Configuration file

The configuration file is named config.yml

  • dynamic_data_file: path to the dynamic (time series data) file.

  • static_data_file: [list] - path to the static (catchment attributes) data file (optional input).

  • output_directory: [list] - path to the output folder (where files created by HydroEcoLSTM will be saved).

  • input_static_features: [list] - input statics (catchment attributes) features, the list of input statics features are the column names (except the object_id and time columns) of the statics data file.

  • input_dynamic_features: [list] - input dynamic (catchment attributes) features, the list of input dynamic features are the column names (execept the object_id column) of the dynamic data file.

  • target_features: [list] - target features, the list of target features are the column names (execept the object_id column and the names that are alreay in input_dynamic_features`) of the dynamic data file.

  • object_id: [list] - the catchment ID used to train the model, it can be any object_id listed in the dynamic_data_file and static_data_file files.

  • train_period: [list] - the starting and ending time of the trainning period, muss be in YYYY-MM-DD HH:MM format.

  • valid_period: [list] - the starting and ending time of the validation period, muss be in YYYY-MM-DD HH:MM format.

  • test_period: [list] - the starting and ending time of the test period, muss be in YYYY-MM-DD HH:MM format.

  • model_class: [``str] - name of the LSTM models, could be LSTM or EA-LSTM

  • Regression: [list] - configuratoin of the model head, containing the following keys (which is also a list):

  • activation_function: [list] - name of the activation function for each layer, could be a list of character Identity, ReLu, Sigmoid, Tanh, Softplus.

  • num_neurons: [list] - number of neurons in each layers of the model head, use None for the last layer as the number of neurons in this layer is defined by the model, which is equals to the number of target features

  • num_layers: [int] - number of layers of the model head. Input can also be tune search space command, for example tune.grid_search([1, 2]), tune.randint(1, 2), tune.choice([1, 2])

  • scaler_input_dynamic_features: [list] - name of the transformation technique for the input dynamic features, for example Z-score, MinMaxScaler, or None

  • scaler_input_static_features: [list] - name of the transformation technique for the input static features, for example Z-score, MinMaxScaler, or ``None`

  • scaler_target_features: [list] - name of the transformation technique for the target features, for example Z-score, MinMaxScaler, or ``None`

  • hidden_size: [int] - hidden size of the LSTM. Input can also be tune search space command.

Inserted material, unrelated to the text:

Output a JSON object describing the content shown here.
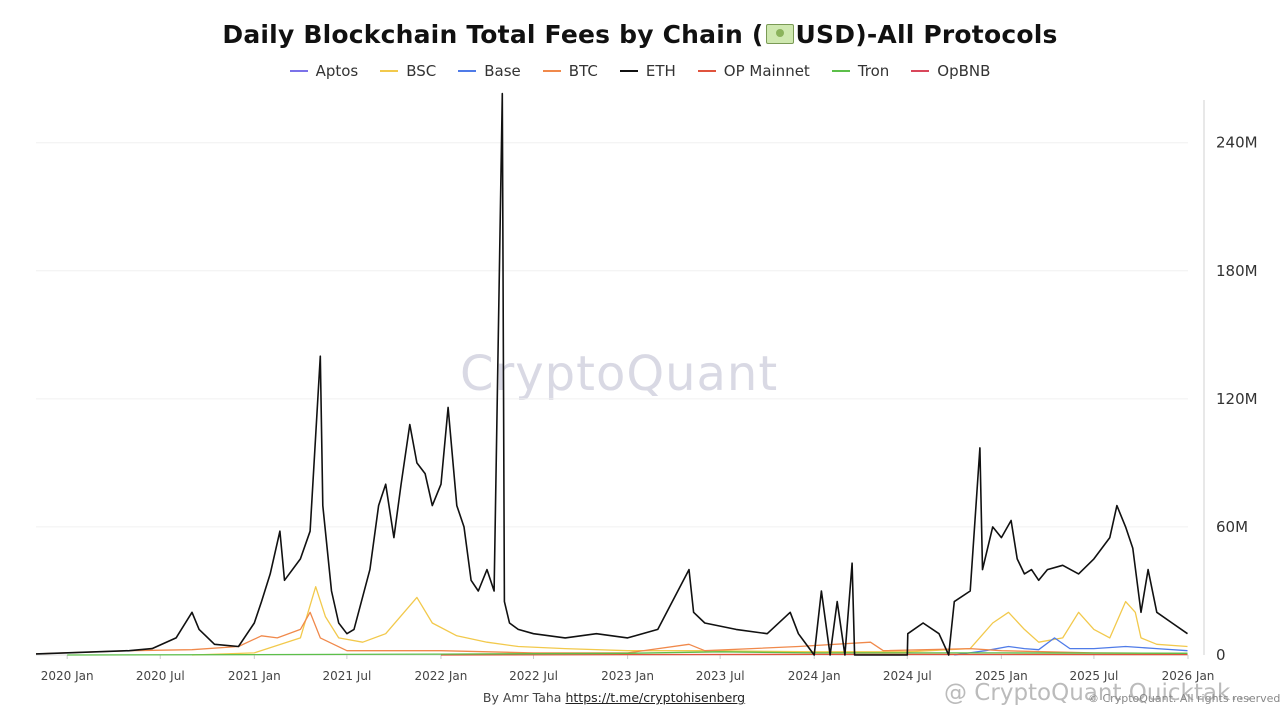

  • num_layers: [int] - number of layers of the LSTM. Input can also be tune search space command.

  • n_epochs: [int] - number of training epochs. Input can also be tune search space command.

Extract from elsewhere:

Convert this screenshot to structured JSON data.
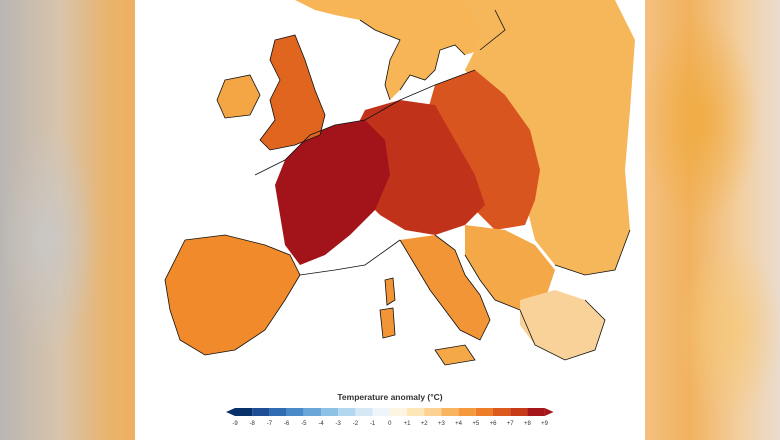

  • learning_rate: [float] - learning rate. Input can also be tune search space command.

  • dropout: [float] - dropout rate, applied for the output of each LSTM layer (even there is only a single LSMT layer). Input can also be tune search space command.

  • warmup_length: [int] - numer of warmup time steps, must be less than the sequence_length. For example, if the sequence_length = 100 and the warmup_length = 10, only the last 90 values of the target features are used when calculating loss. Input can also be tune search space command.

  • loss_function: [str] - name of the loss function used for model training, could be the root mean squared error RMSE, mean absolute error MAE, mean squared error``MSE``, or the complement to 1 of the Nash-Sutcliffe, which is 1 - NSE NSE_complement.

  • sequence_length: [int] - sequence length. Input can also be tune search space command.

  • batch_size: [int] - batch size. Input can also be tune search space command.

  • patience: [int] - number of epoch to wait to see if there is no improvements in the tranning loss then stop the traning, more detail, please see the description from Bjarte Mehus Sunde. Input can also be tune search space command.

  • eval_function: [int] - name of the function for calculate model performance, MSE, RMSE, Nash-SutCliffe efficiency NSE, MAE (this is not used during model trainning), just in case you want to calculate some of the model performance statistics to shown in the report .

  • static_data_file_forecast: [list] - path to the static (catchment attributes) data file that contain data of the ungauged catchments or of the forecast period, which I call forecast in general. If it is the same file as static_data_file then type static_data_file. - static_data_file

  • dynamic_data_file_forecast: [list] - path to the dynamic (time series) data file that contain data of the ungauged catchments or of the forecast period. If it is the same file as dynamic_data_file then type dynamic_data_file.

  • forecast_period: [list] - the starting and ending time of the forecast period, muss be in YYYY-MM-DD HH:MM format.

  • object_id_forecast: [list] - list of the object_id in the static_data_file_forecast that you want to used

The configuration file will be read as a dict type object, so you can also create this configuration file in Python as a list object.